Urgent Need for Security Clearance, Not Gun, Control
on Tue, 17 Sep 2013
Before all the wounded from yesterday's shooting at the Navy Yard had even arrived at hospitals, the usual suspects were rushing to the press with renewed calls for gun control. Elites like Sen. Diane Feinstein, David Brooks and elite-wannabe David Frum all prescribed a healthy dose of gun control even before the facts about the shooting were known.
They ought to have held their rhetorical fire. As facts emerge about the alleged shooter, Aaron Alexis, it is clear that the problem isn't gun laws, but the enforcement of gun laws. More troubling, though, are questions about how the government manages its security clearance background checks and how Alexis, and others were allowed to slip through the cracks.
The first relevant fact is that Aaron Alexis had a "secret" security clearance from the US government. He was awarded this status even after he was arrested for shooting out the car tires of someone he felt had "insulted" him. He maintained his security clearance after he was arrested in Texas for shooting a bullet through his ceiling into a neighbor's apartment in 2010. He was honorably discharged from the Navy despite a "pattern of misconduct" in his service record.
Earlier this year, Alexis had gone to the Veterans Administration for help with possible schizophrenia and claimed he "heard voices" in his head. Yet, two months ago, the Navy re-ran a background check on Alexis and renewed his "secret" clearance.
A draft report by the Pentagon's Inspector General on Tuesday found that 52 convicted felons had improperly been approved for access to military bases. Edward Snowden was given a high-security clearance and promptly started rummaging through the government's classified files. Pvt. Bradley Manning was also awarded a high-security clearance and started burning CDs of government secrets.
Alexis' case is far more worrisome. Never mind the gun arrests, his military service record listed a "pattern of misconduct," yet he still won security clearance from the government. He kept this even after he went to the government with concerns that he might be schizophrenic and told the government that he "heard voices" in his head.

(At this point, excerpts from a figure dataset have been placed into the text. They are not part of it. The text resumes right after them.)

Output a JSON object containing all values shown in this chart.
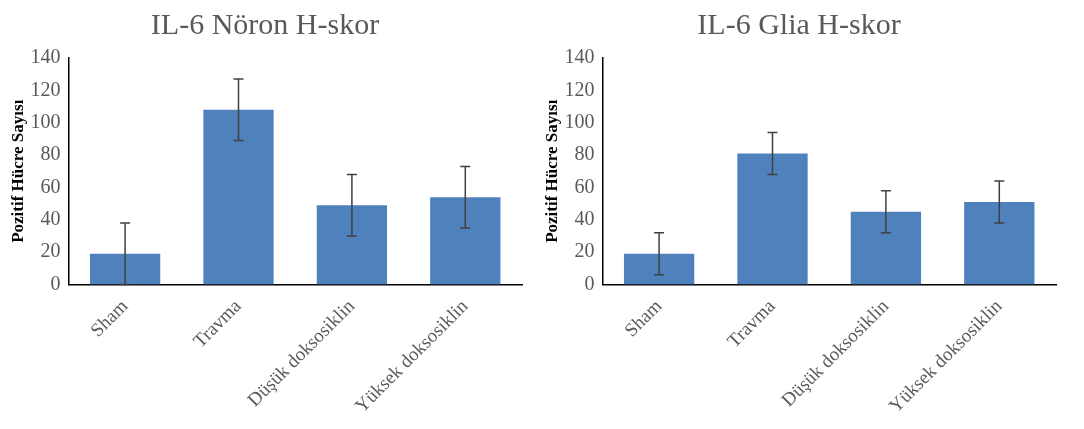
{
  "chart_data": [
    {
      "type": "bar",
      "title": "IL-6 Nöron H-skor",
      "ylabel": "Pozitif Hücre Sayısı",
      "categories": [
        "Sham",
        "Travma",
        "Düşük doksosiklin",
        "Yüksek doksosiklin"
      ],
      "values": [
        19,
        108,
        49,
        54
      ],
      "errors": [
        19,
        19,
        19,
        19
      ],
      "color": "#4f81bd",
      "ylim": [
        0,
        140
      ],
      "yticks": [
        0,
        20,
        40,
        60,
        80,
        100,
        120,
        140
      ],
      "grid": false
    },
    {
      "type": "bar",
      "title": "IL-6 Glia H-skor",
      "ylabel": "Pozitif Hücre Sayısı",
      "categories": [
        "Sham",
        "Travma",
        "Düşük doksosiklin",
        "Yüksek doksosiklin"
      ],
      "values": [
        19,
        81,
        45,
        51
      ],
      "errors": [
        13,
        13,
        13,
        13
      ],
      "color": "#4f81bd",
      "ylim": [
        0,
        140
      ],
      "yticks": [
        0,
        20,
        40,
        60,
        80,
        100,
        120,
        140
      ],
      "grid": false
    }
  ]
}
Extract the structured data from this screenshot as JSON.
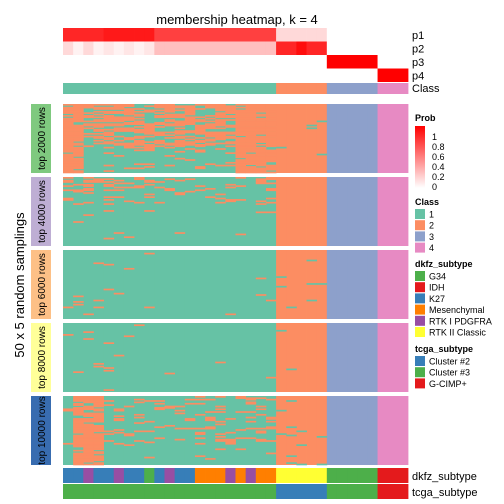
{
  "chart_data": {
    "type": "heatmap",
    "title": "membership heatmap, k = 4",
    "ylabel": "50 x 5 random samplings",
    "n_samples": 34,
    "top_annotation": {
      "rows": [
        "p1",
        "p2",
        "p3",
        "p4",
        "Class"
      ],
      "p1": [
        0.85,
        0.85,
        0.85,
        0.85,
        0.9,
        0.9,
        0.9,
        0.9,
        0.9,
        0.75,
        0.75,
        0.75,
        0.75,
        0.75,
        0.75,
        0.75,
        0.75,
        0.75,
        0.75,
        0.75,
        0.75,
        0.15,
        0.15,
        0.15,
        0.15,
        0.15,
        0,
        0,
        0,
        0,
        0,
        0,
        0,
        0
      ],
      "p2": [
        0.15,
        0.05,
        0.15,
        0.05,
        0.1,
        0.05,
        0.1,
        0.05,
        0.1,
        0.25,
        0.25,
        0.25,
        0.25,
        0.25,
        0.25,
        0.25,
        0.25,
        0.25,
        0.25,
        0.25,
        0.25,
        0.85,
        0.85,
        0.95,
        0.85,
        0.85,
        0,
        0,
        0,
        0,
        0,
        0,
        0,
        0
      ],
      "p3": [
        0,
        0,
        0,
        0,
        0,
        0,
        0,
        0,
        0,
        0,
        0,
        0,
        0,
        0,
        0,
        0,
        0,
        0,
        0,
        0,
        0,
        0,
        0,
        0,
        0,
        0,
        1,
        1,
        1,
        1,
        1,
        0,
        0,
        0
      ],
      "p4": [
        0,
        0,
        0,
        0,
        0,
        0,
        0,
        0,
        0,
        0,
        0,
        0,
        0,
        0,
        0,
        0,
        0,
        0,
        0,
        0,
        0,
        0,
        0,
        0,
        0,
        0,
        0,
        0,
        0,
        0,
        0,
        1,
        1,
        1
      ],
      "class": [
        1,
        1,
        1,
        1,
        1,
        1,
        1,
        1,
        1,
        1,
        1,
        1,
        1,
        1,
        1,
        1,
        1,
        1,
        1,
        1,
        1,
        2,
        2,
        2,
        2,
        2,
        3,
        3,
        3,
        3,
        3,
        4,
        4,
        4
      ]
    },
    "row_groups": [
      {
        "label": "top 2000 rows",
        "color": "#7FC97F",
        "n": 50
      },
      {
        "label": "top 4000 rows",
        "color": "#BEAED4",
        "n": 50
      },
      {
        "label": "top 6000 rows",
        "color": "#FDC086",
        "n": 50
      },
      {
        "label": "top 8000 rows",
        "color": "#FFFF99",
        "n": 50
      },
      {
        "label": "top 10000 rows",
        "color": "#386CB0",
        "n": 50
      }
    ],
    "bottom_annotation": {
      "rows": [
        "dkfz_subtype",
        "tcga_subtype"
      ],
      "dkfz_subtype": [
        "K27",
        "K27",
        "RTK I PDGFRA",
        "K27",
        "K27",
        "RTK I PDGFRA",
        "K27",
        "K27",
        "G34",
        "K27",
        "RTK I PDGFRA",
        "K27",
        "K27",
        "Mesenchymal",
        "Mesenchymal",
        "Mesenchymal",
        "RTK I PDGFRA",
        "Mesenchymal",
        "RTK I PDGFRA",
        "Mesenchymal",
        "Mesenchymal",
        "RTK II Classic",
        "RTK II Classic",
        "RTK II Classic",
        "RTK II Classic",
        "RTK II Classic",
        "G34",
        "G34",
        "G34",
        "G34",
        "G34",
        "IDH",
        "IDH",
        "IDH"
      ],
      "tcga_subtype": [
        "Cluster #3",
        "Cluster #3",
        "Cluster #3",
        "Cluster #3",
        "Cluster #3",
        "Cluster #3",
        "Cluster #3",
        "Cluster #3",
        "Cluster #3",
        "Cluster #3",
        "Cluster #3",
        "Cluster #3",
        "Cluster #3",
        "Cluster #3",
        "Cluster #3",
        "Cluster #3",
        "Cluster #3",
        "Cluster #3",
        "Cluster #3",
        "Cluster #3",
        "Cluster #3",
        "Cluster #2",
        "Cluster #2",
        "Cluster #2",
        "Cluster #2",
        "Cluster #2",
        "Cluster #3",
        "Cluster #3",
        "Cluster #3",
        "Cluster #3",
        "Cluster #3",
        "G-CIMP+",
        "G-CIMP+",
        "G-CIMP+"
      ]
    },
    "legends": [
      {
        "title": "Prob",
        "type": "continuous",
        "ticks": [
          "1",
          "0.8",
          "0.6",
          "0.4",
          "0.2",
          "0"
        ],
        "colors": [
          "#FFFFFF",
          "#FF0000"
        ]
      },
      {
        "title": "Class",
        "type": "discrete",
        "items": [
          {
            "label": "1",
            "color": "#66C2A5"
          },
          {
            "label": "2",
            "color": "#FC8D62"
          },
          {
            "label": "3",
            "color": "#8DA0CB"
          },
          {
            "label": "4",
            "color": "#E78AC3"
          }
        ]
      },
      {
        "title": "dkfz_subtype",
        "type": "discrete",
        "items": [
          {
            "label": "G34",
            "color": "#4DAF4A"
          },
          {
            "label": "IDH",
            "color": "#E41A1C"
          },
          {
            "label": "K27",
            "color": "#377EB8"
          },
          {
            "label": "Mesenchymal",
            "color": "#FF7F00"
          },
          {
            "label": "RTK I PDGFRA",
            "color": "#984EA3"
          },
          {
            "label": "RTK II Classic",
            "color": "#FFFF33"
          }
        ]
      },
      {
        "title": "tcga_subtype",
        "type": "discrete",
        "items": [
          {
            "label": "Cluster #2",
            "color": "#377EB8"
          },
          {
            "label": "Cluster #3",
            "color": "#4DAF4A"
          },
          {
            "label": "G-CIMP+",
            "color": "#E41A1C"
          }
        ]
      }
    ]
  }
}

Most tragedies don't really warrant a full-review of government laws or policy. In a nation of 300 million people, there is going to be a little chaos from time to time that has nothing to do with the laws on the books. The Navy Yard shooting might be an exception, however.
Not for a review of gun laws, however. The Navy Yard shooting was not enabled because we forgot to enact some law, but rather that the laws we do have weren't enforced. If anything screams out for a review, it is our government's handling of security clearances. If the government insists on giving security clearances to schizophrenics with a history of rage and gun violence, why should the rest of us give up another measure of our freedom?